The advent of digitization and social media has allowed people to customize exactly what they see on their Twitter, Facebook, Reddit etc. front page and feeds. Inclusion does not exist without exclusion which creates a potentially problematic situation when it comes to tailoring what you are surrounded with online. Most people, myself included, exclusively subscribe to things online that they are interested in, line up with their beliefs, values, stances on socio-political issues, hobbies etc. and leave out the things they do not care for. The problematic part of this situation is that one essentially is surrounded by other people and sources of information that exist to confirm whatever you already believed from the start. There are few offering alternative perspectives, opinions and information. It creates the illusion that whatever you believe in is some sort of objective truth or the ‘best’ stance or opinion to have …since everyone else (supposedly) holds it too. If one only follows people on Twitter that are pro-choice in the abortion debate then naturally all of their opinions will seem perfectly logical and you’ll agree with them all the time. One wouldn’t see the opposite side of the debate and their reasoning for it, effectively just closing your eyes and covering your ears to anything that does not undoubtedly agree with your viewpoints. Of course, you could manually search up the hashtags and online personalities of opposing stances and learn their points, but really, how many people do that?
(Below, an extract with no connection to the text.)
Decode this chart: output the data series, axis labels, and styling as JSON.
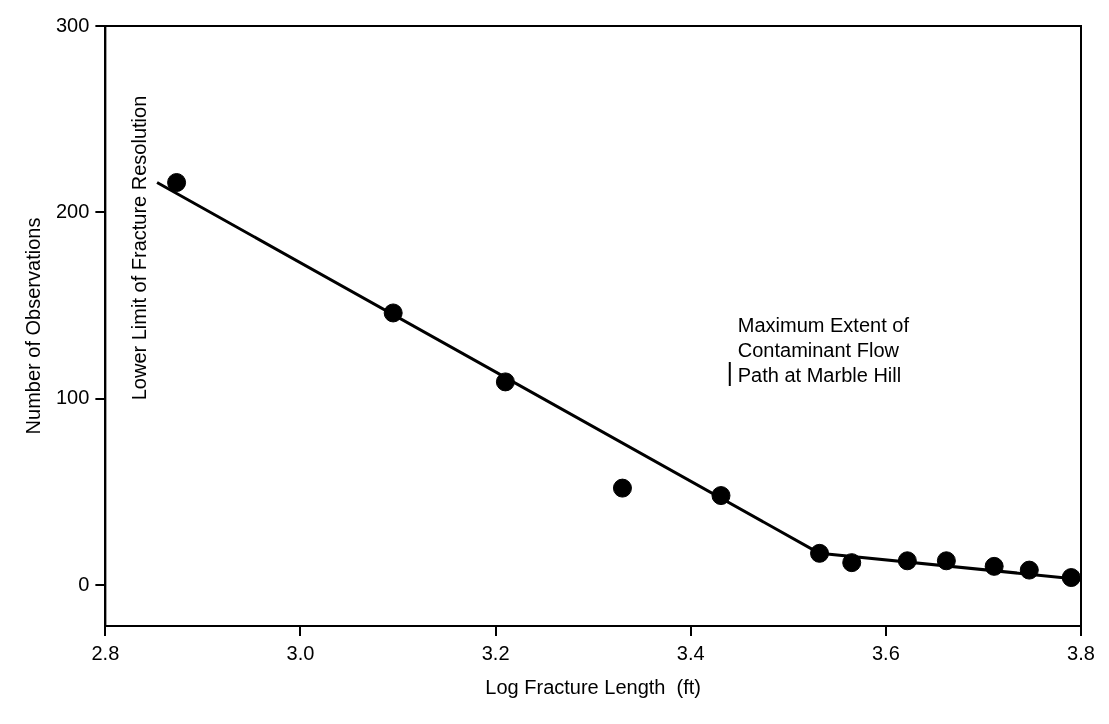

Reddit is most likely the best example of the ‘echo chamber’ phenomenon occurring in social media. While Facebook only has the ability to ‘react’ to comments and posts with various emojis to briefly represent your opinion, Reddit has a binary upvote/downvote system across the entire site, moderators that police comments according to a set of rules set by each subreddit (subforum) and awards such as silver, gold, platinum that can be bought for a comment. Comments that people like can be upvoted and the more it is upvoted, the higher up it rises. If a comment was posted an hour ago and has 1000 upvotes, it’ll be far above the comment that was posted 5 minutes ago and has 1 upvote. Naturally, the comments seen at the top due to upvotes will be further upvoted by those that find it funny, agree with what it says or upvote it for any other reason, while the comment posted 5 minutes ago will remain hidden to most people (assuming there are a significant amount of comments already). The worst part is that comments that are downvoted a certain amount are effectively ‘hidden’ by Reddit at the bottom of the page and require a manual click by users to read what was said. If you visit a subreddit dedicated to a certain political figure and their supporters and you offer an opposing view to one of their policies or flat out disagree with them, chances are you will be downvoted to the point of being hidden and perhaps even banned by moderators. Opposing views are hidden/silenced/removed while those that go with the flow are upvoted to the top and the cycle continues.

Of course, you can also just follow cute dog content, smile at your feed and go on about your day.